Translated from Swedish by Laurie Thompson
We find an aging man, living by himself on a Swedish island, where he has been in solitude since his retirement 12 years back. Once, he made a mistake he regrets so badly he has left everything to stay by himself with only a cat and a dog for company.
His world is suddenly disrupted when Harriet, his first and only love, who is suffering from a deadly illness, comes to see him to claim a promise he made before he left her; that he would take her to a pool in the forest he visited as a child.
For the first time in many years, Frederick is forced not only to think about the past, but also to confront it in flesh and blood, and by that, also to change his situation, and shape a different future.
Frederick is not able to understand why he left Harriet, nor is she. Indeed, there are a number of things about himself and the choices he has made in life that he is not able to comprehend, and he must realise that he has not always been a good person. He cannot make up for everything that has been lost, but he can try to fulfill his promise.
Throughout the book, the reader gets to know more and more why Frederick has decided to abandon everything to live on an island. A journey which takes the reader through a number of encounters; Italian shoemakers living in the forest, girls who have fled war but are unable to escape conflicts which continue inside themselves, athletes who lost everything, and professional postcard writers.
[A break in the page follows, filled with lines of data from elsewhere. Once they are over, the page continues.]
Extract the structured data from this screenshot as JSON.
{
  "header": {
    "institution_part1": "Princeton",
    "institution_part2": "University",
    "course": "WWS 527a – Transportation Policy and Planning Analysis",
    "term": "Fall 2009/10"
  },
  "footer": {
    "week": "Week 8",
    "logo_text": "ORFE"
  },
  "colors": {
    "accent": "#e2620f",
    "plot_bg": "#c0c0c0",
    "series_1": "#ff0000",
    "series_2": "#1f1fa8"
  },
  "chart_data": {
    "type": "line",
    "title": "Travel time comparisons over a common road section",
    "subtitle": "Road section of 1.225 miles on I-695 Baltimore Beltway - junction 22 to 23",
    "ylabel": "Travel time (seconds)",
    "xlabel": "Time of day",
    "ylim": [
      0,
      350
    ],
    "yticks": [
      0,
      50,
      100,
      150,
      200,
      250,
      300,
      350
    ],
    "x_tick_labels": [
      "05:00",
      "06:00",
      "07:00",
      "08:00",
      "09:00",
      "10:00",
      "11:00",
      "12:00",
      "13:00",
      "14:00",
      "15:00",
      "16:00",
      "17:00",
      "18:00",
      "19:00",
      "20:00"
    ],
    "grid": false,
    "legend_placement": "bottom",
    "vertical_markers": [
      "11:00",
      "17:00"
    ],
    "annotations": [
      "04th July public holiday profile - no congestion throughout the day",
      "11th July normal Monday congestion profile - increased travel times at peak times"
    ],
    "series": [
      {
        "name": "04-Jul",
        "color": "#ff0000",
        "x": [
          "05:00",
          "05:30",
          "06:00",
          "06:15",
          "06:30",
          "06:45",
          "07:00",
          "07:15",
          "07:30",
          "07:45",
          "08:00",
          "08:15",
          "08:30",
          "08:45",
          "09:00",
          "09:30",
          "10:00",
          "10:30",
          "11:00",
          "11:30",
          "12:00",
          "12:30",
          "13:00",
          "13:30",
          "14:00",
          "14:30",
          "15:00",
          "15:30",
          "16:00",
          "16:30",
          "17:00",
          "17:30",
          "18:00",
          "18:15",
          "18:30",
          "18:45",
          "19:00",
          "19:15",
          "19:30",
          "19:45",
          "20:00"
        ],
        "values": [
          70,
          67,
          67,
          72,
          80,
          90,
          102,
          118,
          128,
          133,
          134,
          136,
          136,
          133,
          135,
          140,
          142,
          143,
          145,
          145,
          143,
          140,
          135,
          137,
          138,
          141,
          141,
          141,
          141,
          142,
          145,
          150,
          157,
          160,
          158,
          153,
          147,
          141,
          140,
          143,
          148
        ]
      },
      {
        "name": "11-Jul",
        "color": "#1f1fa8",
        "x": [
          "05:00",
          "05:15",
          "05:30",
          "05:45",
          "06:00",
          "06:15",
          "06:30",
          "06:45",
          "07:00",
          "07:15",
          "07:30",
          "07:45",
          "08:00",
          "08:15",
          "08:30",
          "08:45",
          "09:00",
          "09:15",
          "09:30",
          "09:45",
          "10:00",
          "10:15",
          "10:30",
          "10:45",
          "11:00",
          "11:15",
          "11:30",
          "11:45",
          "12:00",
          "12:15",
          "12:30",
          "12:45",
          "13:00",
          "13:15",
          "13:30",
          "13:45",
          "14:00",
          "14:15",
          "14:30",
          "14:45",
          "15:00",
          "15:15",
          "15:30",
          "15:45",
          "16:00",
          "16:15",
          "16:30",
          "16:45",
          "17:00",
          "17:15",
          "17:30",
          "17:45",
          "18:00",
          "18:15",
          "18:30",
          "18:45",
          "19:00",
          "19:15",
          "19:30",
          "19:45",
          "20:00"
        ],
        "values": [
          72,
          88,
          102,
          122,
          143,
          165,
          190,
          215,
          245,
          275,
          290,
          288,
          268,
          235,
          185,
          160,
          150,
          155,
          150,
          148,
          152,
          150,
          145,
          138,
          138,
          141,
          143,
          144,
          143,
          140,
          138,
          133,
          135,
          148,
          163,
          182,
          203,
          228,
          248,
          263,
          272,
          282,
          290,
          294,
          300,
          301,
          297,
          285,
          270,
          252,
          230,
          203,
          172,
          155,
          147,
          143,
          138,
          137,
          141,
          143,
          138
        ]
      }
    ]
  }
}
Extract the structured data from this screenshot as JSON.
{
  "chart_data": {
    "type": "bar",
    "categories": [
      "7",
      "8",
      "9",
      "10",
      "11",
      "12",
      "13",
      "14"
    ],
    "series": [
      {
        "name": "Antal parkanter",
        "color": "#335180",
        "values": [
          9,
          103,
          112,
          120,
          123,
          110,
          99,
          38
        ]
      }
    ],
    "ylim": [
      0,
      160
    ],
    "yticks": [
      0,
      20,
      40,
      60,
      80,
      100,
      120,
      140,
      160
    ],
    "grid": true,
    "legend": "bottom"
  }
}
Sometimes Mankell’s stories are so farfetched they become difficult to relate to, but every story also has a purpose. As in his other books, Mankell wants his readers to be reminded of those who are worse off, including those who live far away, to be made uncomfortable by the large inequalities that exist in the world today.
Italian Shoes is a book about getting old, loneliness, and how our life choices affect us. It makes us consider what is really important. Despite the many opportunities to change his life journey, for our hero, doing so seems very hard. This is the situation for many people, and should remind us to reflect about our situation – time passes fast and at certain point things can no longer be done, or undone, depending on the situation.
Despite the difficult themes, the book is beautiful, almost poetic. Mankell’s language, and the way he depicts Frederick and his emotional journey, makes this a book that should be prioritised.